Monday, November 23, 2009
WAR ON SOUTHERN CIVILIANS
The Lincoln administration's deliberate war on innocent Southern civilians would, if it happened today in any foreign nation, no doubt be considered a war crime. Gone With The Wind by Margaret Mitchell details the cruel way the O'Hara family was treated by a single forager, and then Gen. William T.Sherman's main army while burning and robbings his way from "Atlanta to the Sea." After reading Gone With The Wind, I wanted to read a straight history on the campaign for comparison, and found War Like the Thunder Bolt by Russell S. Bonds (Westholme, Yardley, Pa. 2009) to be an excellent read.
In his book, Bond gives a very good historical account of both the Atlanta campaign, as well as the burnings of Atlanta and the mistreatment of civilians. The campaign stretched from the summer of 1864 to that fall, leaving the whole region devastated, the city, as well as other towns, in ashes and many civilians destitute and in a starving condition. Battles of Peachtree Creek, Atlanta, Ezra Church and Jonesboro are all detailed, as well as the dramatic assumption of command of the Confederate Army of Tennessee by Gen. John Bell Hood.

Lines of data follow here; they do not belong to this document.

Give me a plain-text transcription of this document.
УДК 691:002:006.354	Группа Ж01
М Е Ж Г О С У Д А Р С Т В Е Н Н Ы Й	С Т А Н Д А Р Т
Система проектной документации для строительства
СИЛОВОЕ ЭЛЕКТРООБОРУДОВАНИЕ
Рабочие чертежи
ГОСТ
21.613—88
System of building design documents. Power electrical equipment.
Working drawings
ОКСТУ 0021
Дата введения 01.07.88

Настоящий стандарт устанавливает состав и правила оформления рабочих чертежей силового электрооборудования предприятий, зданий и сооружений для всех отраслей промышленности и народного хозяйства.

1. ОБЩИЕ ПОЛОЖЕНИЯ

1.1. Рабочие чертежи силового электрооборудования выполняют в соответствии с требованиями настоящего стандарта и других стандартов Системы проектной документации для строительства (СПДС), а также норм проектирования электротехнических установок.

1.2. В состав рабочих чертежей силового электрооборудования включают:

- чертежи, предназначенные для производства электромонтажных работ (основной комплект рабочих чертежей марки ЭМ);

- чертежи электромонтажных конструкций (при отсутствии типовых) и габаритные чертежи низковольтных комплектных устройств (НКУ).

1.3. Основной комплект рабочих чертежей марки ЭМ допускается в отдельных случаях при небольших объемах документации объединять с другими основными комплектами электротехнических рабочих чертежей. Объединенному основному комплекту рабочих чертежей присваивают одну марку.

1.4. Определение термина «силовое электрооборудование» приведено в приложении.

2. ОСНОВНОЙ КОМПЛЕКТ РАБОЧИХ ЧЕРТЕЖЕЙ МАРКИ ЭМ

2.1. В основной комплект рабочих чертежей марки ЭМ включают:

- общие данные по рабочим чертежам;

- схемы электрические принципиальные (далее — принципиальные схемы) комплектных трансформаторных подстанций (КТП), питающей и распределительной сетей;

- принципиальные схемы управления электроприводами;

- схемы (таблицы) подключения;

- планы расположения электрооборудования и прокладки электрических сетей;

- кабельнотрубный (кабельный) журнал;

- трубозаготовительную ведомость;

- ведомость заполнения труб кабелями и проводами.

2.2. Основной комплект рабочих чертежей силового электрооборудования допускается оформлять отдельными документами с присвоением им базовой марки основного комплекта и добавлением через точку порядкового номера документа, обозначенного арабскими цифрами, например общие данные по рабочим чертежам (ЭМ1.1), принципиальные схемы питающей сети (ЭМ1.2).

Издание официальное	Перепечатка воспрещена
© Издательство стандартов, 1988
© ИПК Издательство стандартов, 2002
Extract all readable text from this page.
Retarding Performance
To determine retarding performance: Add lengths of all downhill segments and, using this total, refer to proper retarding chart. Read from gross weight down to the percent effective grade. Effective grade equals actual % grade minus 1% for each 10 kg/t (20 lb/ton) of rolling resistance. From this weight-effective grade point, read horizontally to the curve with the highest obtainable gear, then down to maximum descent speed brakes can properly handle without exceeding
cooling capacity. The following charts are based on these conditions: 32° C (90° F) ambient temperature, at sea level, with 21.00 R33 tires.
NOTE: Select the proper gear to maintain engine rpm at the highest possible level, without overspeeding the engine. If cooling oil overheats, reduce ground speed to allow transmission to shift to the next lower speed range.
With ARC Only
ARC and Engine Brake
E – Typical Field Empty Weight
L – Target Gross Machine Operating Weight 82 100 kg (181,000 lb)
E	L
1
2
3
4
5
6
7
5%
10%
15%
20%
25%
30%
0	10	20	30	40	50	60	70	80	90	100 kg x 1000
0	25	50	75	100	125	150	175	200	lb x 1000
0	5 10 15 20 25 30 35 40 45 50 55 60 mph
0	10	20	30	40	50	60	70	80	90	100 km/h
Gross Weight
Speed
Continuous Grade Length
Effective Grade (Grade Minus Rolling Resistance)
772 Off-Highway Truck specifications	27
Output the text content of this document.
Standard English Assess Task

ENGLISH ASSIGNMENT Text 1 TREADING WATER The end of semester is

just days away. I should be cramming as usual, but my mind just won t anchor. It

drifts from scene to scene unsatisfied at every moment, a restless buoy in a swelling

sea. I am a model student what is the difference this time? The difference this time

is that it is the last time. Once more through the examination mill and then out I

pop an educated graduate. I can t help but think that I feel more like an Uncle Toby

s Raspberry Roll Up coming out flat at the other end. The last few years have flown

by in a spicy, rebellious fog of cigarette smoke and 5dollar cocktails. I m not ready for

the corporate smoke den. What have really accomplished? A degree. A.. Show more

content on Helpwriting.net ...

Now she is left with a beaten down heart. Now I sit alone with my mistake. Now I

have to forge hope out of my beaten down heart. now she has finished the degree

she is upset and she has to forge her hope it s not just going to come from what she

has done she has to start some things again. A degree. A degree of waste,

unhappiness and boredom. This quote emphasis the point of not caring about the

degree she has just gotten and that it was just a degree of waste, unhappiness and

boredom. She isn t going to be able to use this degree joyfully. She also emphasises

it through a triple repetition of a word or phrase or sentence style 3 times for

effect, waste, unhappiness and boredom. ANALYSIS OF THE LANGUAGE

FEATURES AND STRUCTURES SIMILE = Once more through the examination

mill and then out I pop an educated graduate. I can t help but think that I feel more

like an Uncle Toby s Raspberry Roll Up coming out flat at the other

We also read profiles of the many colorful personalities involved, including Confederates Hood, Joseph E. Johnston, Patrick Cleburne; Yankees Sherman, George Thomas, Benjamin Harrison, and civilians like 10-year-old Carrie Berry, who withstood the siege and occupation and recorded it in her diary. The mistreatment of civilians was every bit as portrayed by Mitchell in Gone With the Wind.
War Like the Thunderbolt, The Burning and Battle of Atlanta by Russell S. Bonds, Westholme Publishing Inc., Yardley, Pa.; 522 pages; maps, photographs; bibliogrpahy; endnotes; index; $29.95 index.